А Дежарден – ему потребовалось меньше недели на то, чтобы просеять триста шестьдесят миллионов квадратных километров морского дна и вывести точный набор широты и долготы. Он не только нарисовал мишень, но дернул за необходимые струны, замел следы и помог рифтерам добраться до станции.

«Ахилл, друг мой, – думает Кларк. – Как же нам пригодилась бы сейчас твоя помощь». Но Ахилла нет в живых. Он погиб во время Рио. Статус лучшего правонарушителя УЛН не спасает, когда на голову падает самолет.

Вполне возможно, его убили те же самые люди, которые тут все сожгли.

Лабин идет назад вдоль платформы. Кларк следует за ним. Ветер налетает со всех сторон, холодный и колючий; она могла бы поклясться, что он проникает даже сквозь гидрокостюм, хотя, наверное, у Лени всего лишь разыгралось воображение. Где‑то рядом случайно образовавшийся туннель из труб и листов обшивки под ветром стонет так, словно внутри спрятались привидения.

– А какой сейчас месяц? – спрашивает она, стараясь перекричать шум ветра.

– Июнь, – отвечает Лабин, направляясь к вертолетной площадке.

Кажется, сейчас намного холоднее, чем должно быть в это время. Может, после того как Гольфстрим прекратил свое существование, такая погода теперь сходит за теплую. Кларк никак не могла толком понять этот парадокс: как глобальное потепление может превратить Восточную Европу в Сибирь...

Металлическая лестница ступени ведет наверх, к взлетно‑посадочной площадке. Но Лабин, дойдя до нее, не поднимается, а припадает на одно колено и внимательно рассматривает нижнюю часть ступенек. Кларк тоже наклоняется. Она ничего не видит – только исцарапанный, окрашенный металл.

Лабин вздыхает:

– Тебе лучше вернуться.

– Даже и не думай.

– Если ты пойдешь дальше, я не смогу вернуть тебя. Я предпочту задержаться еще на сорок шесть часов, но не допустить, чтобы кто‑то задерживал меня на суше.

– Мы уже об этом говорили, Кен. С чего ты решил, что сейчас меня будет легче переубедить?
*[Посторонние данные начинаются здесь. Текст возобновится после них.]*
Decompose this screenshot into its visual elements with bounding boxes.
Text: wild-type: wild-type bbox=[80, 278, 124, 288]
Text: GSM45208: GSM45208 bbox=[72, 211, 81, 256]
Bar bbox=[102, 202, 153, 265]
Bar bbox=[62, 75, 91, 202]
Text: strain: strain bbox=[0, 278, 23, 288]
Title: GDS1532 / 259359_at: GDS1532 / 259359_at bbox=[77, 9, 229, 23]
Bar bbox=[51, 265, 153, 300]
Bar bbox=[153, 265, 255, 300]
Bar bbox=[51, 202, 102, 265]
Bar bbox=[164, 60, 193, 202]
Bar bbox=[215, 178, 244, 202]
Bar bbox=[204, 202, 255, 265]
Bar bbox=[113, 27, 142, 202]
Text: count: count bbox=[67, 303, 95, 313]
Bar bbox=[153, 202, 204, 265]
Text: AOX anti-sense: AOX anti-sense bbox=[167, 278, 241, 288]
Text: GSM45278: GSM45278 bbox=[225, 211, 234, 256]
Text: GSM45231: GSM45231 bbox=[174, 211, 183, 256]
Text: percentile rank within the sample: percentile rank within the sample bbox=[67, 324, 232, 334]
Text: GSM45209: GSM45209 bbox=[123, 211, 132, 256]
– Дела обстоят хуже, чем я ожидал.

– Насколько? Сейчас и так конец света.

Он указывает на проплешину под ступенькой: там соскребли краску.

Кларк пожимает плечами:

– Я ничего не вижу.

– Вот именно.

Лабин поворачивается и возвращается назад, к опаленным руинам будки управления. Лени спешит за ним.

– Ну так что?

– Я оставил там запасной самописец. Он похож на заклепку. – Демонстрируя размер, Лабин сдвигает вместе большой и указательный пальцы, оставляя между ними едва видимый просвет. – Я даже специально закрасил его. Я сам никогда бы его не заметил. – Кен проводит пальцем воображаемую линию между будкой и лестницей. – Отлично выбранная зона прямой видимости, позволяющая минимизировать потребление энергии. Всенаправленная передача: место нахождения источника сигнала определить невозможно. Памяти хватило бы на неделю обычных переговоров, а также на любой сигнал, который они могли послать нам.

– Не слишком‑то много, – замечает Кларк.

– Это устройство не было предназначено для долговременной записи. Достигнув лимита, оно писало новую информацию поверх прежней.

Значит, черный ящик. Запись недавнего прошлого.

– То есть ты ожидал, что случится что‑нибудь подобное, – предполагает она.

– Я рассчитывал, что, если что‑то произойдет, я, по крайней мере, смогу получить какую‑то запись о том, что случилось. Я не ожидал, что самописец пропадет, так как больше никто о нем не знал.

Они возвращаются в радиорубку. Почерневший дверной косяк по‑прежнему стоит, нелепо вздымаясь из обломков. Лабин, похоже, из какого‑то загадочного уважения к стандартным процедурам, проходит в дверь. Кларк легко переступает через остаток стены, не доходящий ей до колена.

Что‑то хрустит и трещит там, где находится ее лодыжка. Она смотрит вниз. Ступня завязла в обугленной грудной клетке; Лени выдергивает ногу из дыры, проломленной в грудине, чувствует подошвой шишки и выпуклости позвонков – хрупкие, крошащиеся от малейшей тяжести.

Если сохранились череп или конечности, они, наверное, погребены под обломками.

Лабин наблюдает за тем, как она высвобождает ступню из человеческих останков. Под его линзами что‑то блестит.

– Тот, кто стоит за этим, – говорит он, – потолковее меня.

На самом деле его лицо не столь бесстрастно. Оно кажется таким тем, кто его не знает. Но Лени, до известной степени, научилась читать Лабина и сейчас видит, что он не встревожен и не огорчен. Кен вдохновлен.

Она непоколебимо кивает:

– Значит, тебе пригодится любая помощь, – и следует за ним.